Könnte es sein, dass Nickolas, ohne es zu ahnen, sich genau dagegen wehrt? Im Falschen leben zu müssen? Möglicherweise gibt es also durchaus Erklärungen, solche, die einer Verarbeitung zugänglich wären, freilich nicht kompatibel mit der Welt des Erfolgs, die ihrerseits nur ihre Erklärungen duldet.
Das wird erst ab der zweiten Hälfte des Films ein wenig deutlicher. Bis dahin mag es für den Zuschauer so scheinen, als wüssten die Filmemacher mit Nickolas Erkrankung nicht viel anzufangen. Genau das macht aber die Qualität des Films aus. Die Filmemacher inszenieren den Film auf Augenhöhe mit seinen Figuren und geben sich dabei nicht schlauer als diese selbst oder die Zuschauer. Sie alle wachsen langsam aber sicher bis zum Schluss in die psychischen Gebrechen von Nickolas hinein, freilich, und das ist ein Wermutstropfen, aus der Perspektive eines Beobachters, der jene Gebrechen lediglich von oben herab wahrnimmt, ohne sich und seine (eigene) Welt – sein Innenleben – einzubeziehen, um eigene Verantwortlichkeiten hinreichend markieren zu können.
So gesehen könnte man z.B. auf den Gedanken kommen, dass die Figuren ohne Distanz leben zu dem, was sie den ganzen Tag machen. Der Vater arbeit ohne Distanz zu seiner Welt des beruflichen Erfolgs, mit der er sein Familienleben liebevoll terrorisiert; während die Familienmitglieder nicht weniger ohne Distanz zueinander leben (wollen). Wird eine solche offener spürbar, reagieren sie cholerisch (der Vater), allzu fürsorglich (die Mutter) oder immer extremer depressiv (The Son).
Da reicht es auch nicht, dass die Freundin von Peter in der Lage ist, etwas mehr Distanz aufzubringen, eben weil der Sohn etwas fremder auf sie wirkt, sie allerdings auch den Eindruck macht, dass sie in der Lage ist, das Fremde in sich, ihrem Leben, zu assimilieren. Eine äußerst gesunde Einstellung, die andere Familienmitglieder geradezu extremistisch vermissen lassen.
Derart vermag Peter nicht konstruktiv zu reagieren; z.B. indem er auf einen Vorschlag seiner Freundin eingeht, übers Wochenende ans Meer zu fahren. Das will er nicht über sein Herz bringen, während sein Sohn zur selben Zeit in der Psychiatrie aggressiv vor sich hindämmert.
Peter ahnt nicht, dass er mit seinem Bedürfnis nach Nähe zu seinem Sohn alles hoffnungslos schlimmer macht. Seine Freundin vermag ihn nicht zu überzeugen, weil sie ihm nicht vermitteln kann, dass sie Peter nicht nur aus egoistischen Motiven zwei Tage für sich allein haben möchte.

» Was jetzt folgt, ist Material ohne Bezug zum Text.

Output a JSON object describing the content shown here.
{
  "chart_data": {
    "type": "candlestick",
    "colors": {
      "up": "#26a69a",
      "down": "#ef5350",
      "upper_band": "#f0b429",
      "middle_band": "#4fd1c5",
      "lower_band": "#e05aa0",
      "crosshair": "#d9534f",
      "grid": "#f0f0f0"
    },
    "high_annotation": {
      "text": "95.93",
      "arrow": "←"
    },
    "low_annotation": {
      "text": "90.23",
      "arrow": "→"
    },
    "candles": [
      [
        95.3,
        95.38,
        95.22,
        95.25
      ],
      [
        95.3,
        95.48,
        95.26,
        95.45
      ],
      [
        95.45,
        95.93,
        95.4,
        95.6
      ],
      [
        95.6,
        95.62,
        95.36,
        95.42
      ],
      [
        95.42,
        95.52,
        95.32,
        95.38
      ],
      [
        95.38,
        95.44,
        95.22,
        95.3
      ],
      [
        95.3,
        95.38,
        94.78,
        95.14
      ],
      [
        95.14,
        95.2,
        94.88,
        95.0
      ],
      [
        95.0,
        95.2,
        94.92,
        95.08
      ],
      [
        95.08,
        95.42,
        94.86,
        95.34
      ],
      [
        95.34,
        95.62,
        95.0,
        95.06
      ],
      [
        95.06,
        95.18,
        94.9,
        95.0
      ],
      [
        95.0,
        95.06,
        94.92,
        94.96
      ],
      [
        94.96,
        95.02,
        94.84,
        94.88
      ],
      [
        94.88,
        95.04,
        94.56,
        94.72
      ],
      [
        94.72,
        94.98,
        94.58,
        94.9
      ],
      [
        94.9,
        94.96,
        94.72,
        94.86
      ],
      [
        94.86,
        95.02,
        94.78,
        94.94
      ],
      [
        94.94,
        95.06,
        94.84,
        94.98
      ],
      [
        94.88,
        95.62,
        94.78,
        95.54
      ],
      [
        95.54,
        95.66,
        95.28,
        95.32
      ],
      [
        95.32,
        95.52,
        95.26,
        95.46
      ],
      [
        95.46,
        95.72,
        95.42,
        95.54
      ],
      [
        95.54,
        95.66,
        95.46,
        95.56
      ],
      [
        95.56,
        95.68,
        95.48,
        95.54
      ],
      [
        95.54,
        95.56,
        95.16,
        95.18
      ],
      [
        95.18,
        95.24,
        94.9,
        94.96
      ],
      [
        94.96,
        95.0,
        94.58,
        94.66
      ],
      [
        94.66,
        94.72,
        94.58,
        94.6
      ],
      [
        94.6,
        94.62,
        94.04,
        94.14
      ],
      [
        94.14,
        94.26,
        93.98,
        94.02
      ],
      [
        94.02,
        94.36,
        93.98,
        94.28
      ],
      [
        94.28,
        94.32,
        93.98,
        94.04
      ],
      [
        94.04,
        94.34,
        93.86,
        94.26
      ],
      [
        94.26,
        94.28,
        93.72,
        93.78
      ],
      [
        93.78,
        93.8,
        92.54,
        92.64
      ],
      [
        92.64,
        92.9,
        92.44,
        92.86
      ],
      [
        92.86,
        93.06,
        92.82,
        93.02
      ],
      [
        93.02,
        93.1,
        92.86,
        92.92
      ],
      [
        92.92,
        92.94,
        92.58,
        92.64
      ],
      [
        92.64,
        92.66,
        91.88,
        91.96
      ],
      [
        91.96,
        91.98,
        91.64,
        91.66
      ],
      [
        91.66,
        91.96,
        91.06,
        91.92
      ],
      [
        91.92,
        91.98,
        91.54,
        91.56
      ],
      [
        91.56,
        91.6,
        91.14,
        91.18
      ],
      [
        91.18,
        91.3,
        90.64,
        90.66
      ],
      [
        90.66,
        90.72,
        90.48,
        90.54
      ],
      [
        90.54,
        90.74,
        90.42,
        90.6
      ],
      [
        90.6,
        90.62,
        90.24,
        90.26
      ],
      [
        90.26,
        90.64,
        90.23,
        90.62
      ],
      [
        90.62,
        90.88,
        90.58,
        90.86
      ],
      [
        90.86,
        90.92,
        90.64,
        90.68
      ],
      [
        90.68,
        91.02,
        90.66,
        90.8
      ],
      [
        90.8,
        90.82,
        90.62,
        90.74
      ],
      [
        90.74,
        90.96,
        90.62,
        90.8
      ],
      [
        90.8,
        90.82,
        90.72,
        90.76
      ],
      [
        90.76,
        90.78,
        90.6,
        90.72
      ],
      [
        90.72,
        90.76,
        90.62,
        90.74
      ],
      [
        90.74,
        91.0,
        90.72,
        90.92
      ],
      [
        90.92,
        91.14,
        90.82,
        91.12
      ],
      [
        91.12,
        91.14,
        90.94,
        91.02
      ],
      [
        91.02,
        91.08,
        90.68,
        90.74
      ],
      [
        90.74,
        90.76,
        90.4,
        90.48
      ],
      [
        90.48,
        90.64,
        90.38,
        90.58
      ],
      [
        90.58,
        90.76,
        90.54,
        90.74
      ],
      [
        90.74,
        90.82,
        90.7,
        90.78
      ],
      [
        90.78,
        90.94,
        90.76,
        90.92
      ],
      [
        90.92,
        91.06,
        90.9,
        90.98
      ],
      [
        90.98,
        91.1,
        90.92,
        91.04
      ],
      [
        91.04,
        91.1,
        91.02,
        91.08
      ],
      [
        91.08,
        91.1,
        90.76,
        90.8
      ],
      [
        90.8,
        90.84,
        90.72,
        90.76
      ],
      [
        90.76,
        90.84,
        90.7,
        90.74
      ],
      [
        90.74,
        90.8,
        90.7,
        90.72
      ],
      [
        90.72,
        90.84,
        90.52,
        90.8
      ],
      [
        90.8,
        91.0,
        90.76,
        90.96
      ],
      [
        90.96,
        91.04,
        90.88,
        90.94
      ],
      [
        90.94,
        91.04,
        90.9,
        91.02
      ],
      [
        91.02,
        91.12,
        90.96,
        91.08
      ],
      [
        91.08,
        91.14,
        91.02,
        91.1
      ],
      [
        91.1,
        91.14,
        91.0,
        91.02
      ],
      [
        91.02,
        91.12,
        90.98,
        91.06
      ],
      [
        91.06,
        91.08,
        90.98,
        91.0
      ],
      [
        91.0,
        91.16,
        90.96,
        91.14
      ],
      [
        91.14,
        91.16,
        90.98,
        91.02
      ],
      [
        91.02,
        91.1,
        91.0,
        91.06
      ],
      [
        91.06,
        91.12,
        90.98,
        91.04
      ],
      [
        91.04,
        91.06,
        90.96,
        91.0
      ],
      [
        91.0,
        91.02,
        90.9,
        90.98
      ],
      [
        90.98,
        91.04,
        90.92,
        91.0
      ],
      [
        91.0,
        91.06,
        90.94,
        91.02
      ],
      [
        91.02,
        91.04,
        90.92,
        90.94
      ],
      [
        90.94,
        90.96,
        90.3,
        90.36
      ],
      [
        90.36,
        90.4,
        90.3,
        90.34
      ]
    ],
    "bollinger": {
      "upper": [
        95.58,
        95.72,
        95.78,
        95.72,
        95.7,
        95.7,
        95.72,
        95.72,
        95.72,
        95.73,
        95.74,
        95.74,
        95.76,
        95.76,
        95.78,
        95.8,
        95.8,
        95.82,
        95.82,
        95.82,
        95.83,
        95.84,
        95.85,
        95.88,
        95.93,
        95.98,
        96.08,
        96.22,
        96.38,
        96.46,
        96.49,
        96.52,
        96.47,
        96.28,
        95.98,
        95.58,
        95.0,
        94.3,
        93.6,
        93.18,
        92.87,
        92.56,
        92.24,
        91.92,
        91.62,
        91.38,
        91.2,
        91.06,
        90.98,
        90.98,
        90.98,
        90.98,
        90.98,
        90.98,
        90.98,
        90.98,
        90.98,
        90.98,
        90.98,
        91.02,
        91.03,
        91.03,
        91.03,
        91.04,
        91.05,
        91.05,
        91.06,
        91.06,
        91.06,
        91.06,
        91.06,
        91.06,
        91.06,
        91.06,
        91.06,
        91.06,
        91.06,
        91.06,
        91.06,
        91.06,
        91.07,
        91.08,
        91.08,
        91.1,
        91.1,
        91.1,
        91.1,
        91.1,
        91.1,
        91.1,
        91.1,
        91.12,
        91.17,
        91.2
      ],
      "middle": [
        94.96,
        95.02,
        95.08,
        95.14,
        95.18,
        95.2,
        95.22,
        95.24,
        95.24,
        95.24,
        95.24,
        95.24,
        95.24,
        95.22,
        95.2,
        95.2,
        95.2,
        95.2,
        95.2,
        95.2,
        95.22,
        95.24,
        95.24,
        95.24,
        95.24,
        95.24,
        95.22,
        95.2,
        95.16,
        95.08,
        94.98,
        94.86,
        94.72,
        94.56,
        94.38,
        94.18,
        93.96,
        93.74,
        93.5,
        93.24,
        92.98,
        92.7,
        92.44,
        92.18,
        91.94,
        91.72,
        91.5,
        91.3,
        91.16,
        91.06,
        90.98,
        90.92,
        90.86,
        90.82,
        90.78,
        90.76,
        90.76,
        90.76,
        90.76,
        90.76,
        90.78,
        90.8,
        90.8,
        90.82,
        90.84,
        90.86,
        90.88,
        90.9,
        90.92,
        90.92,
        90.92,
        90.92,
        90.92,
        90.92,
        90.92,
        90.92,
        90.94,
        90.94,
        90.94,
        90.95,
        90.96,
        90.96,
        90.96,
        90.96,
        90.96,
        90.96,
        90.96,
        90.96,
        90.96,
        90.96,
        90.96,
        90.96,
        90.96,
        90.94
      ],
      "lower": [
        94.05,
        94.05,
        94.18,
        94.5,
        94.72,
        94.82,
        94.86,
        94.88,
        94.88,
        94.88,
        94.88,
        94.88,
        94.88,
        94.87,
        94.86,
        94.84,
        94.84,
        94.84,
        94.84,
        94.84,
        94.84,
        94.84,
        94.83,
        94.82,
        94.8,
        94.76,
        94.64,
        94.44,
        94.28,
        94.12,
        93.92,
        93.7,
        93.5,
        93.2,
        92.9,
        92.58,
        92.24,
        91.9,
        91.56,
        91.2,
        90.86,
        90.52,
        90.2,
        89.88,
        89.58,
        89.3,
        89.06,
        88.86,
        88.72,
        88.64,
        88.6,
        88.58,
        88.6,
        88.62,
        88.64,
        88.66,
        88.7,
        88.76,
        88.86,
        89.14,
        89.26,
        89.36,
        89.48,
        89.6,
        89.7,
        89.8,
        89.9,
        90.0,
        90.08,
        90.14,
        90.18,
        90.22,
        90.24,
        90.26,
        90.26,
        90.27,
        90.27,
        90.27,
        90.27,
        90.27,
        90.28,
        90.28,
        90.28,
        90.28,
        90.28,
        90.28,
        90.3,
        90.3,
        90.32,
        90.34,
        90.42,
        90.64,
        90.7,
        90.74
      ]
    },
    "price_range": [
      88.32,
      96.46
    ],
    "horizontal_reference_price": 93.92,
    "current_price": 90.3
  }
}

Peter denkt nach, zieht flugs die falschen Schlussfolgerungen aus ihren Wünschen und bleibt, nah am Wasser gebaut, ganz und gar in seiner Rolle als Vater aufgehend, (immer zu) nah an seinem Sohn dran. Seine Exfrau weiß auch nicht mehr und glaubt, mehr Liebe und Zuneigung würde alles besser machen. Sie irren beide komplett.

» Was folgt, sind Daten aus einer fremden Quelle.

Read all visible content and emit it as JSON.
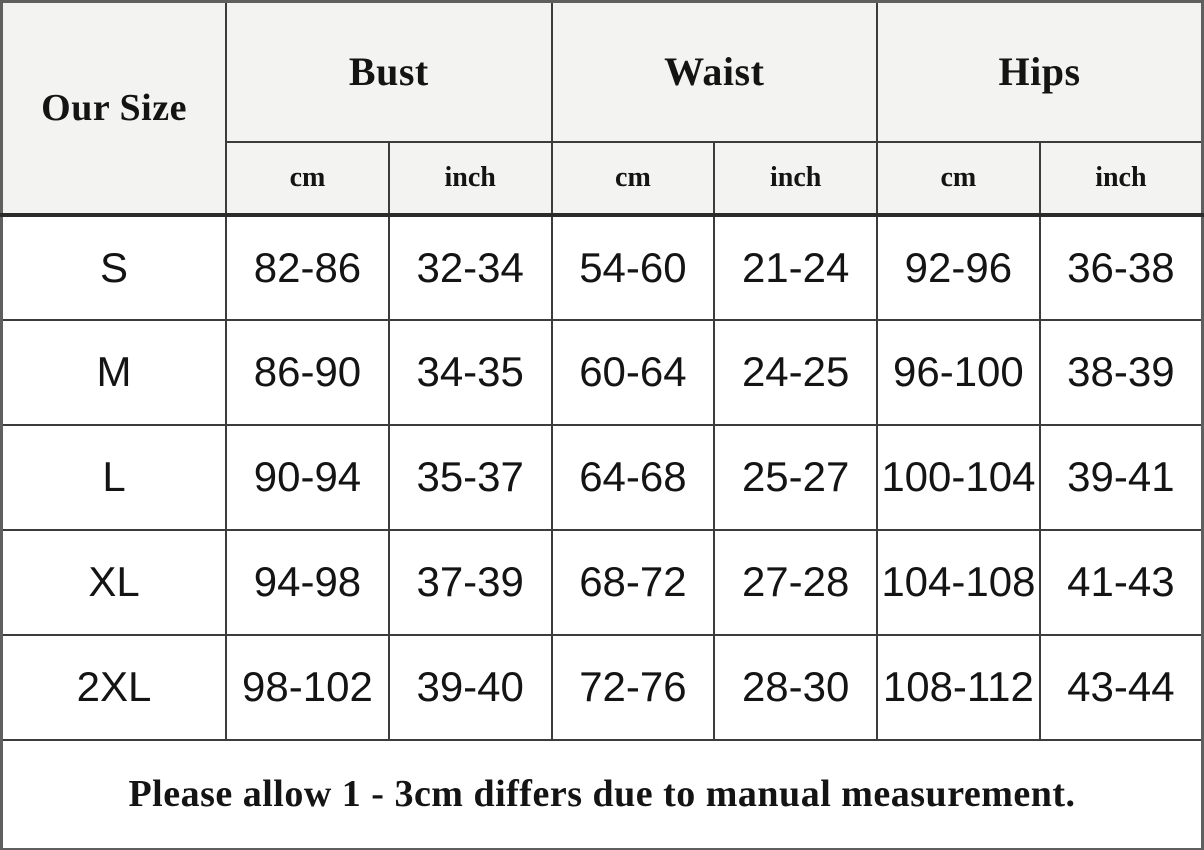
{
  "size_chart": {
    "corner_header": "Our Size",
    "groups": [
      {
        "label": "Bust"
      },
      {
        "label": "Waist"
      },
      {
        "label": "Hips"
      }
    ],
    "unit_headers": [
      "cm",
      "inch",
      "cm",
      "inch",
      "cm",
      "inch"
    ],
    "rows": [
      {
        "size": "S",
        "values": [
          "82-86",
          "32-34",
          "54-60",
          "21-24",
          "92-96",
          "36-38"
        ]
      },
      {
        "size": "M",
        "values": [
          "86-90",
          "34-35",
          "60-64",
          "24-25",
          "96-100",
          "38-39"
        ]
      },
      {
        "size": "L",
        "values": [
          "90-94",
          "35-37",
          "64-68",
          "25-27",
          "100-104",
          "39-41"
        ]
      },
      {
        "size": "XL",
        "values": [
          "94-98",
          "37-39",
          "68-72",
          "27-28",
          "104-108",
          "41-43"
        ]
      },
      {
        "size": "2XL",
        "values": [
          "98-102",
          "39-40",
          "72-76",
          "28-30",
          "108-112",
          "43-44"
        ]
      }
    ],
    "footer_note": "Please allow 1 - 3cm differs due to manual measurement."
  },
  "colors": {
    "header_bg": "#f3f3f1",
    "cell_bg": "#ffffff",
    "border": "#3c3c3c",
    "outer_border": "#5f5f5f",
    "heavy_border": "#2b2b2b",
    "text": "#141414"
  }
}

Selbst der Vater irrt noch zum Ende des Films, als er tränennass wimmert, er habe mit Nickolas alles falsch gemacht. Hat er nicht, zumindest nicht aus seiner Perspektive des beruflichen Erfolgs heraus. Dort hat er einen einzigen Fehler gemacht: als er nämlich zusammen mit seiner überfürsorglichen Ex-Frau den gemeinsamen Sohn aus den Klauen der Psychiatrie herausgeholt hat.